Specific Heat problems

[mustang]

Problem 7.
Given; specific heat of water=4186 J/kg* degrees Celcius
Brass is an alloy made from copper and zinc. A 0.66 kg brasss sample at 98.6 degrees Celciusus is dropped into 2.33 kg of water at 4.6 degrees Celcius. If the equilibrium temperature is 7.0 degrees Celciusus, what is the specific heat capacity of brass? In J/kg*Celciusis.

Problem 9.
A student drops metallic objects into a
224 g steel container holding 325 g of water
at 28±C. One object is a 472 g cube of copper
that is initially at 87 degrees C, and the other is a
chunk of aluminum that is initially at 9 degreesC.
To the students's surprise, the water reaches
a final temperature of 28 degreesC, precisely where
it started.
What is the mass of the aluminum chunk?
Assume the specifc heat of copper and alu-
minum are 387 J/kg degrees C
± C and 899 J/kg degrees C

Problem 12.
Given: specific heat of water = 4186 J/kg degrees Ceicuis
and water's latent heat of fusion = 3.33 *10^5 J/kg.

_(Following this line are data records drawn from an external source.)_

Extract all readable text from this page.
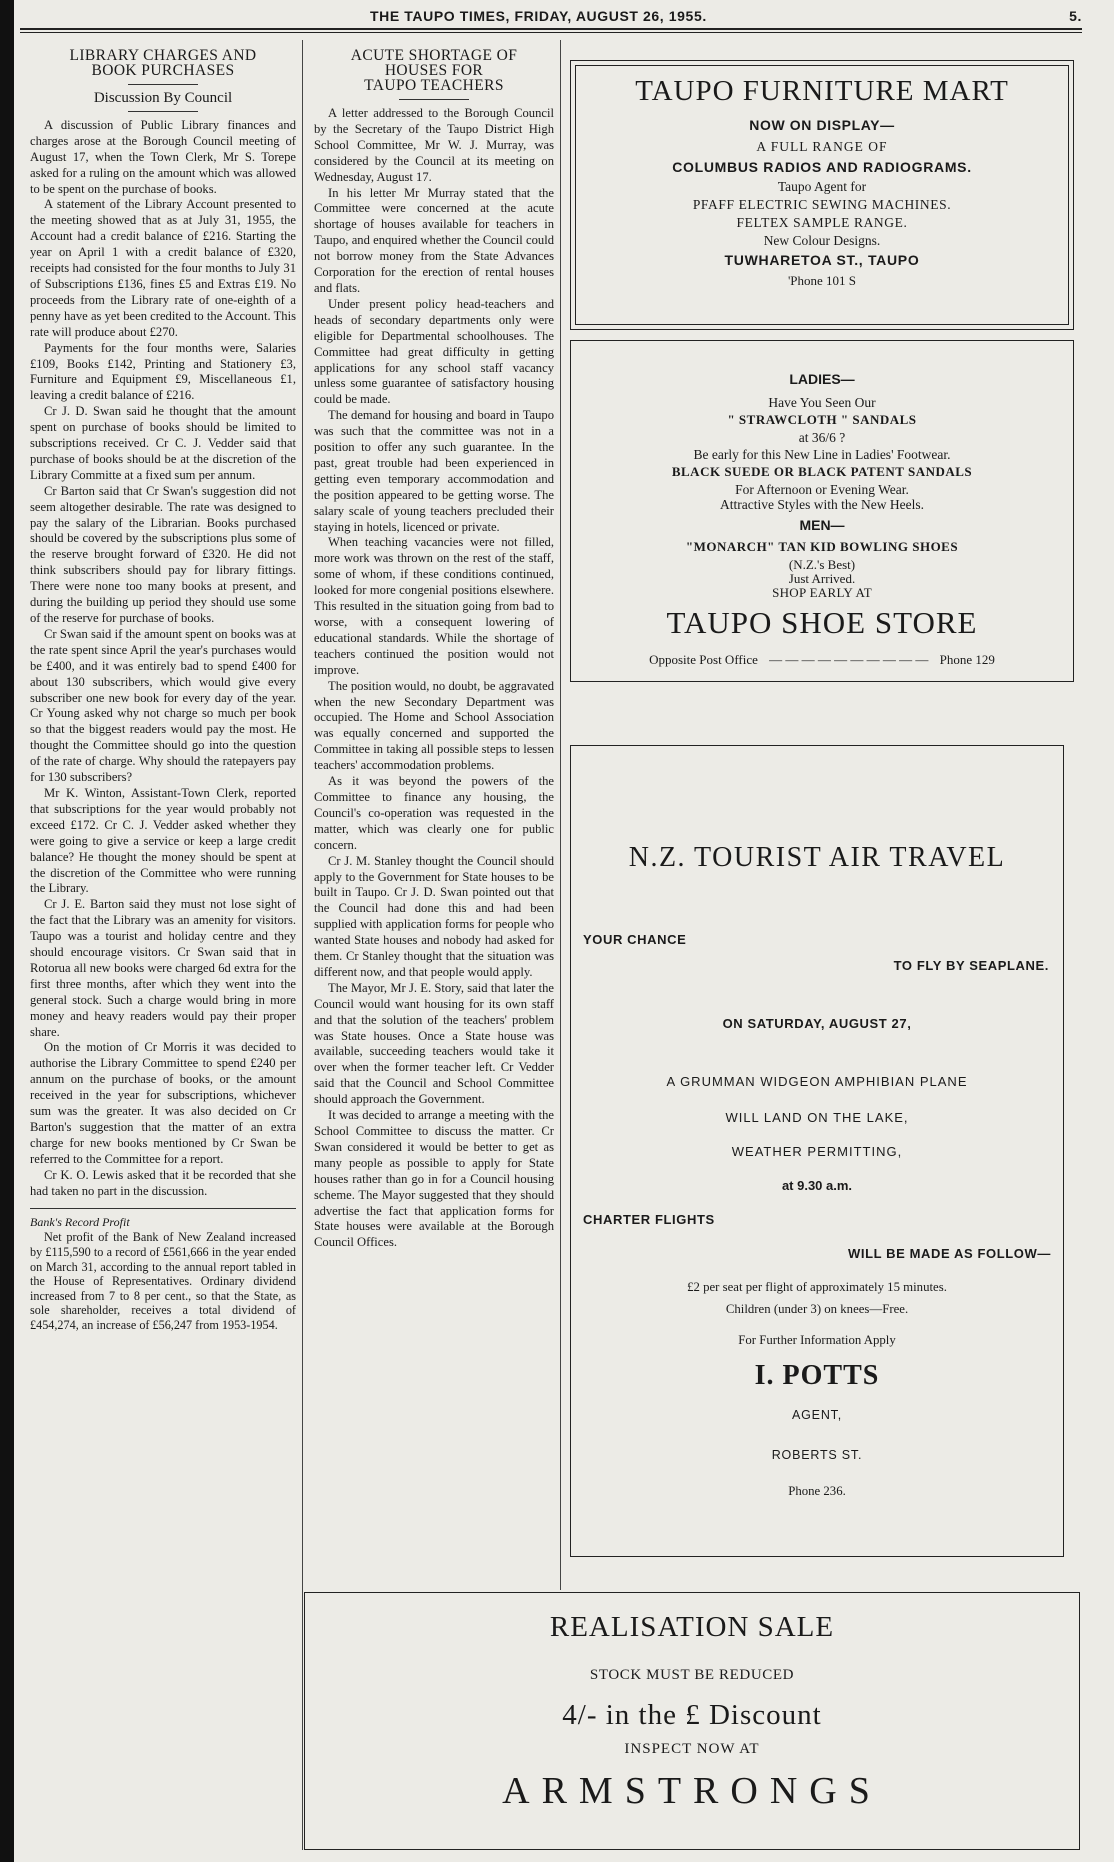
THE TAUPO TIMES, FRIDAY, AUGUST 26, 1955.	5.
LIBRARY CHARGES AND
BOOK PURCHASES
Discussion By Council

A discussion of Public Library finances and charges arose at the Borough Council meeting of August 17, when the Town Clerk, Mr S. Torepe asked for a ruling on the amount which was allowed to be spent on the purchase of books.

A statement of the Library Account presented to the meeting showed that as at July 31, 1955, the Account had a credit balance of £216. Starting the year on April 1 with a credit balance of £320, receipts had consisted for the four months to July 31 of Subscriptions £136, fines £5 and Extras £19. No proceeds from the Library rate of one-eighth of a penny have as yet been credited to the Account. This rate will produce about £270.

Payments for the four months were, Salaries £109, Books £142, Printing and Stationery £3, Furniture and Equipment £9, Miscellaneous £1, leaving a credit balance of £216.

Cr J. D. Swan said he thought that the amount spent on purchase of books should be limited to subscriptions received. Cr C. J. Vedder said that purchase of books should be at the discretion of the Library Committe at a fixed sum per annum.

Cr Barton said that Cr Swan's suggestion did not seem altogether desirable. The rate was designed to pay the salary of the Librarian. Books purchased should be covered by the subscriptions plus some of the reserve brought forward of £320. He did not think subscribers should pay for library fittings. There were none too many books at present, and during the building up period they should use some of the reserve for purchase of books.

Cr Swan said if the amount spent on books was at the rate spent since April the year's purchases would be £400, and it was entirely bad to spend £400 for about 130 subscribers, which would give every subscriber one new book for every day of the year. Cr Young asked why not charge so much per book so that the biggest readers would pay the most. He thought the Committee should go into the question of the rate of charge. Why should the ratepayers pay for 130 subscribers?

Mr K. Winton, Assistant-Town Clerk, reported that subscriptions for the year would probably not exceed £172. Cr C. J. Vedder asked whether they were going to give a service or keep a large credit balance? He thought the money should be spent at the discretion of the Committee who were running the Library.

Cr J. E. Barton said they must not lose sight of the fact that the Library was an amenity for visitors. Taupo was a tourist and holiday centre and they should encourage visitors. Cr Swan said that in Rotorua all new books were charged 6d extra for the first three months, after which they went into the general stock. Such a charge would bring in more money and heavy readers would pay their proper share.

On the motion of Cr Morris it was decided to authorise the Library Committee to spend £240 per annum on the purchase of books, or the amount received in the year for subscriptions, whichever sum was the greater. It was also decided on Cr Barton's suggestion that the matter of an extra charge for new books mentioned by Cr Swan be referred to the Committee for a report.

Cr K. O. Lewis asked that it be recorded that she had taken no part in the discussion.

Bank's Record Profit

Net profit of the Bank of New Zealand increased by £115,590 to a record of £561,666 in the year ended on March 31, according to the annual report tabled in the House of Representatives. Ordinary dividend increased from 7 to 8 per cent., so that the State, as sole shareholder, receives a total dividend of £454,274, an increase of £56,247 from 1953-1954.

ACUTE SHORTAGE OF
HOUSES FOR
TAUPO TEACHERS

A letter addressed to the Borough Council by the Secretary of the Taupo District High School Committee, Mr W. J. Murray, was considered by the Council at its meeting on Wednesday, August 17.

In his letter Mr Murray stated that the Committee were concerned at the acute shortage of houses available for teachers in Taupo, and enquired whether the Council could not borrow money from the State Advances Corporation for the erection of rental houses and flats.

Under present policy head-teachers and heads of secondary departments only were eligible for Departmental schoolhouses. The Committee had great difficulty in getting applications for any school staff vacancy unless some guarantee of satisfactory housing could be made.

The demand for housing and board in Taupo was such that the committee was not in a position to offer any such guarantee. In the past, great trouble had been experienced in getting even temporary accommodation and the position appeared to be getting worse. The salary scale of young teachers precluded their staying in hotels, licenced or private.

When teaching vacancies were not filled, more work was thrown on the rest of the staff, some of whom, if these conditions continued, looked for more congenial positions elsewhere. This resulted in the situation going from bad to worse, with a consequent lowering of educational standards. While the shortage of teachers continued the position would not improve.

The position would, no doubt, be aggravated when the new Secondary Department was occupied. The Home and School Association was equally concerned and supported the Committee in taking all possible steps to lessen teachers' accommodation problems.

As it was beyond the powers of the Committee to finance any housing, the Council's co-operation was requested in the matter, which was clearly one for public concern.

Cr J. M. Stanley thought the Council should apply to the Government for State houses to be built in Taupo. Cr J. D. Swan pointed out that the Council had done this and had been supplied with application forms for people who wanted State houses and nobody had asked for them. Cr Stanley thought that the situation was different now, and that people would apply.

The Mayor, Mr J. E. Story, said that later the Council would want housing for its own staff and that the solution of the teachers' problem was State houses. Once a State house was available, succeeding teachers would take it over when the former teacher left. Cr Vedder said that the Council and School Committee should approach the Government.

It was decided to arrange a meeting with the School Committee to discuss the matter. Cr Swan considered it would be better to get as many people as possible to apply for State houses rather than go in for a Council housing scheme. The Mayor suggested that they should advertise the fact that application forms for State houses were available at the Borough Council Offices.

TAUPO FURNITURE MART
NOW ON DISPLAY—
A FULL RANGE OF
COLUMBUS RADIOS AND RADIOGRAMS.
Taupo Agent for
PFAFF ELECTRIC SEWING MACHINES.
FELTEX SAMPLE RANGE.
New Colour Designs.
TUWHARETOA ST., TAUPO
'Phone 101 S
LADIES—
Have You Seen Our
" STRAWCLOTH " SANDALS
at 36/6 ?
Be early for this New Line in Ladies' Footwear.
BLACK SUEDE OR BLACK PATENT SANDALS
For Afternoon or Evening Wear.
Attractive Styles with the New Heels.
MEN—
"MONARCH" TAN KID BOWLING SHOES
(N.Z.'s Best)
Just Arrived.
SHOP EARLY AT
TAUPO SHOE STORE
Opposite Post Office — — — — — — — — — — Phone 129
N.Z. TOURIST AIR TRAVEL
YOUR CHANCE
TO FLY BY SEAPLANE.
ON SATURDAY, AUGUST 27,
A GRUMMAN WIDGEON AMPHIBIAN PLANE
WILL LAND ON THE LAKE,
WEATHER PERMITTING,
at 9.30 a.m.
CHARTER FLIGHTS
WILL BE MADE AS FOLLOW—
£2 per seat per flight of approximately 15 minutes.
Children (under 3) on knees—Free.
For Further Information Apply
I. POTTS
AGENT,
ROBERTS ST.
Phone 236.
REALISATION SALE
STOCK MUST BE REDUCED
4/- in the £ Discount
INSPECT NOW AT
ARMSTRONGS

A 0.012 kg cube of ice at 0.0degrees Ceicuis is added to
0.459 kg of soup at 80.4degrees Ceicuis.
Assuming that the soup has the same specific
heat capacity as water, find the final tem-
perature of the soup after the ice has melted.
Answer in units of degrees Ceicuis.

[Cummings]

Rightyo. A handy thing to do for specific heat problems is to imagine "what is loosing heat" and "what is gaining heat"

So for Problem 7, the water gains heat and the brass looses heat

And, given that no energy is lost externaly (a simplicication we use for such problems) all the energy lost by the brass must equal the energy gained by the water.

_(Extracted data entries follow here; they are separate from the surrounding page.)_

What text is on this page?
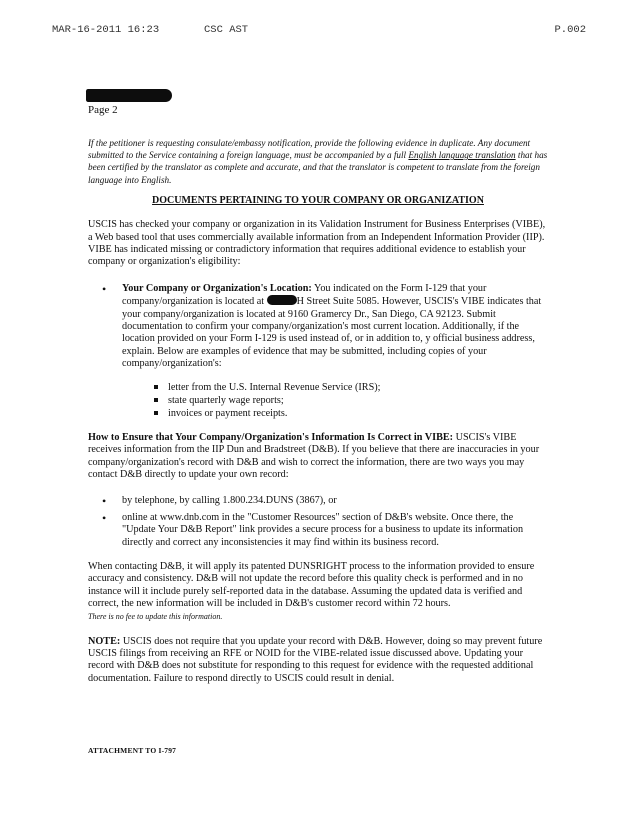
MAR-16-2011 16:23	CSC AST	P.002
Page 2

If the petitioner is requesting consulate/embassy notification, provide the following evidence in duplicate. Any document submitted to the Service containing a foreign language, must be accompanied by a full English language translation that has been certified by the translator as complete and accurate, and that the translator is competent to translate from the foreign language into English.

DOCUMENTS PERTAINING TO YOUR COMPANY OR ORGANIZATION

USCIS has checked your company or organization in its Validation Instrument for Business Enterprises (VIBE), a Web based tool that uses commercially available information from an Independent Information Provider (IIP). VIBE has indicated missing or contradictory information that requires additional evidence to establish your company or organization's eligibility:

• Your Company or Organization's Location: You indicated on the Form I-129 that your company/organization is located at	H Street Suite 5085. However, USCIS's VIBE indicates that your company/organization is located at 9160 Gramercy Dr., San Diego, CA 92123. Submit documentation to confirm your company/organization's most current location. Additionally, if the location provided on your Form I-129 is used instead of, or in addition to, y official business address, explain. Below are examples of evidence that may be submitted, including copies of your company/organization's:
letter from the U.S. Internal Revenue Service (IRS);
state quarterly wage reports;
invoices or payment receipts.

How to Ensure that Your Company/Organization's Information Is Correct in VIBE: USCIS's VIBE receives information from the IIP Dun and Bradstreet (D&B). If you believe that there are inaccuracies in your company/organization's record with D&B and wish to correct the information, there are two ways you may contact D&B directly to update your own record:

• by telephone, by calling 1.800.234.DUNS (3867), or
• online at www.dnb.com in the "Customer Resources" section of D&B's website. Once there, the "Update Your D&B Report" link provides a secure process for a business to update its information directly and correct any inconsistencies it may find within its business record.

When contacting D&B, it will apply its patented DUNSRIGHT process to the information provided to ensure accuracy and consistency. D&B will not update the record before this quality check is performed and in no instance will it include purely self-reported data in the database. Assuming the updated data is verified and correct, the new information will be included in D&B's customer record within 72 hours.
There is no fee to update this information.

NOTE: USCIS does not require that you update your record with D&B. However, doing so may prevent future USCIS filings from receiving an RFE or NOID for the VIBE-related issue discussed above. Updating your record with D&B does not substitute for responding to this request for evidence with the requested additional documentation. Failure to respond directly to USCIS could result in denial.

ATTACHMENT TO I-797
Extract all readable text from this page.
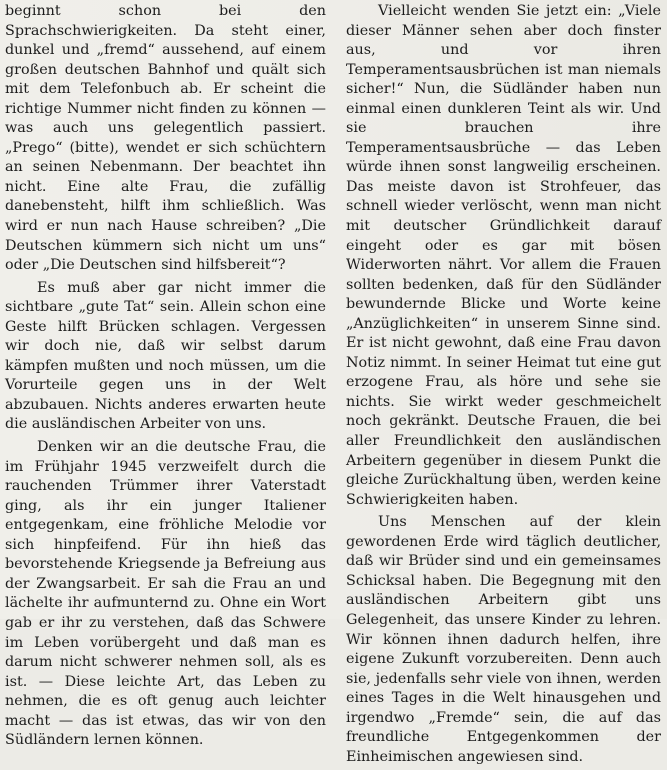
beginnt schon bei den Sprachschwierigkeiten. Da steht einer, dunkel und „fremd“ aussehend, auf einem großen deutschen Bahnhof und quält sich mit dem Telefonbuch ab. Er scheint die richtige Nummer nicht finden zu können — was auch uns gelegentlich passiert. „Prego“ (bitte), wendet er sich schüchtern an seinen Nebenmann. Der beachtet ihn nicht. Eine alte Frau, die zufällig danebensteht, hilft ihm schließlich. Was wird er nun nach Hause schreiben? „Die Deutschen kümmern sich nicht um uns“ oder „Die Deutschen sind hilfsbereit“?

Es muß aber gar nicht immer die sichtbare „gute Tat“ sein. Allein schon eine Geste hilft Brücken schlagen. Vergessen wir doch nie, daß wir selbst darum kämpfen mußten und noch müssen, um die Vorurteile gegen uns in der Welt abzubauen. Nichts anderes erwarten heute die ausländischen Arbeiter von uns.

Denken wir an die deutsche Frau, die im Frühjahr 1945 verzweifelt durch die rauchenden Trümmer ihrer Vaterstadt ging, als ihr ein junger Italiener entgegenkam, eine fröhliche Melodie vor sich hinpfeifend. Für ihn hieß das bevorstehende Kriegsende ja Befreiung aus der Zwangsarbeit. Er sah die Frau an und lächelte ihr aufmunternd zu. Ohne ein Wort gab er ihr zu verstehen, daß das Schwere im Leben vorübergeht und daß man es darum nicht schwerer nehmen soll, als es ist. — Diese leichte Art, das Leben zu nehmen, die es oft genug auch leichter macht — das ist etwas, das wir von den Südländern lernen können.

Vielleicht wenden Sie jetzt ein: „Viele dieser Männer sehen aber doch finster aus, und vor ihren Temperamentsausbrüchen ist man niemals sicher!“ Nun, die Südländer haben nun einmal einen dunkleren Teint als wir. Und sie brauchen ihre Temperamentsausbrüche — das Leben würde ihnen sonst langweilig erscheinen. Das meiste davon ist Strohfeuer, das schnell wieder verlöscht, wenn man nicht mit deutscher Gründlichkeit darauf eingeht oder es gar mit bösen Widerworten nährt. Vor allem die Frauen sollten bedenken, daß für den Südländer bewundernde Blicke und Worte keine „Anzüglichkeiten“ in unserem Sinne sind. Er ist nicht gewohnt, daß eine Frau davon Notiz nimmt. In seiner Heimat tut eine gut erzogene Frau, als höre und sehe sie nichts. Sie wirkt weder geschmeichelt noch gekränkt. Deutsche Frauen, die bei aller Freundlichkeit den ausländischen Arbeitern gegenüber in diesem Punkt die gleiche Zurückhaltung üben, werden keine Schwierigkeiten haben.

Uns Menschen auf der klein gewordenen Erde wird täglich deutlicher, daß wir Brüder sind und ein gemeinsames Schicksal haben. Die Begegnung mit den ausländischen Arbeitern gibt uns Gelegenheit, das unsere Kinder zu lehren. Wir können ihnen dadurch helfen, ihre eigene Zukunft vorzubereiten. Denn auch sie, jedenfalls sehr viele von ihnen, werden eines Tages in die Welt hinausgehen und irgendwo „Fremde“ sein, die auf das freundliche Entgegenkommen der Einheimischen angewiesen sind.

the energy lost or gained is given by mc(Tf-Ti)
where
m is the mass of a substance,
c is the specific heat capacity of a substance,
Tf is the final temperature of the substance
Ti is the initial temperature of the substance

we use this for both the brass and water

Now, first law of Thermodynamics states that two objects will gain or loose heat to be in thermal equilibrium with each other. So Tf for both the water and the brass will be the same.
Brass = Water
mc(Tf-Ti) = mc(Tf-Ti)
.66 * c * (7-98.6) = 2.33 * 4186 * (7-4.6)
Now the only thing you need to know is c (specifiv heat of brass). So solve for c.

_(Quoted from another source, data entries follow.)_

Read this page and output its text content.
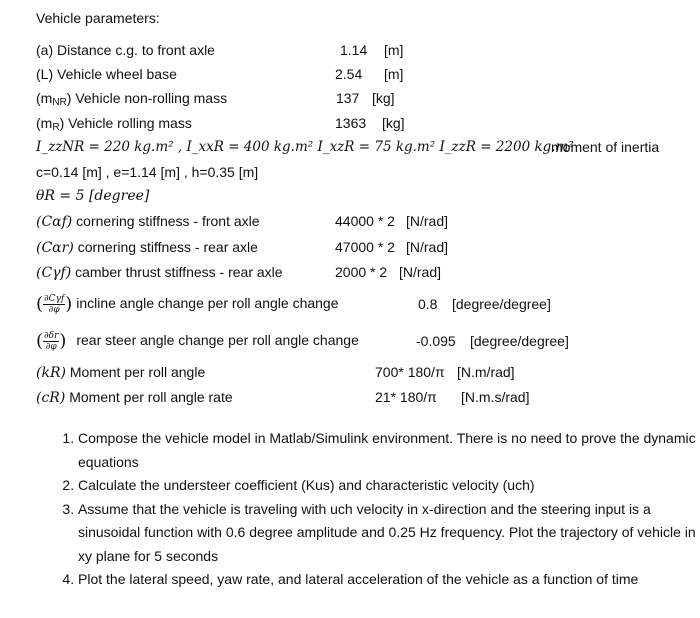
Vehicle parameters:
(a) Distance c.g. to front axle	1.14 [m]
(L) Vehicle wheel base	2.54 [m]
$(m_{NR})$ Vehicle non-rolling mass	137 [kg]
$(m_R)$ Vehicle rolling mass	1363 [kg]
I_zzNR = 220 kg.m² , I_xxR = 400 kg.m² I_xzR = 75 kg.m² I_zzR = 2200 kg.m²
moment of inertia
c=0.14 [m] , e=1.14 [m] , h=0.35 [m]
θR = 5 [degree]
(Cαf) cornering stiffness - front axle	44000 * 2 [N/rad]
(Cαr) cornering stiffness - rear axle	47000 * 2 [N/rad]
(Cγf) camber thrust stiffness - rear axle	2000 * 2 [N/rad]
( $\frac{\text{∂Cγf}}{\partial\varphi}$ ) incline angle change per roll angle change	0.8 [degree/degree]
( $\frac{\partial\delta r}{\partial\varphi}$ ) rear steer angle change per roll angle change	-0.095 [degree/degree]
(kR) Moment per roll angle	700* 180/π [N.m/rad]
(cR) Moment per roll angle rate	21* 180/π [N.m.s/rad]
1. Compose the vehicle model in Matlab/Simulink environment. There is no need to prove the dynamic equations
2. Calculate the understeer coefficient (Kus) and characteristic velocity (uch)
3. Assume that the vehicle is traveling with uch velocity in x-direction and the steering input is a sinusoidal function with 0.6 degree amplitude and 0.25 Hz frequency. Plot the trajectory of vehicle in xy plane for 5 seconds
4. Plot the lateral speed, yaw rate, and lateral acceleration of the vehicle as a function of time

For Problem 9, the water and aluminum gain heat and the copper looses heat. The steel container is mentioned but no specific heat is given for it so i assume you are not to use it. If you are you have to take note that it also gains heat (and is at the same temp as the water due to thermal equilibrium)
so use water + aluminium = copper

For Problem 12, the soup looses heat and the ice gains heat going from 0 to equilibrium and also from changing state from solid to liquid.( this takes up l*m jouls where m is the mass of ice and l is the latent heat of fusion.)

[mustang]

Could you go more in dept with problem 9.

Water+ aluminium = copper

Water : m=325g
28 degrees Celciusus

aluminium: m=?
specifc heat: 899 J/kg degrees C

copper: m=472g; temp=87 degrees C
specifc heat: 387 J/kg degrees C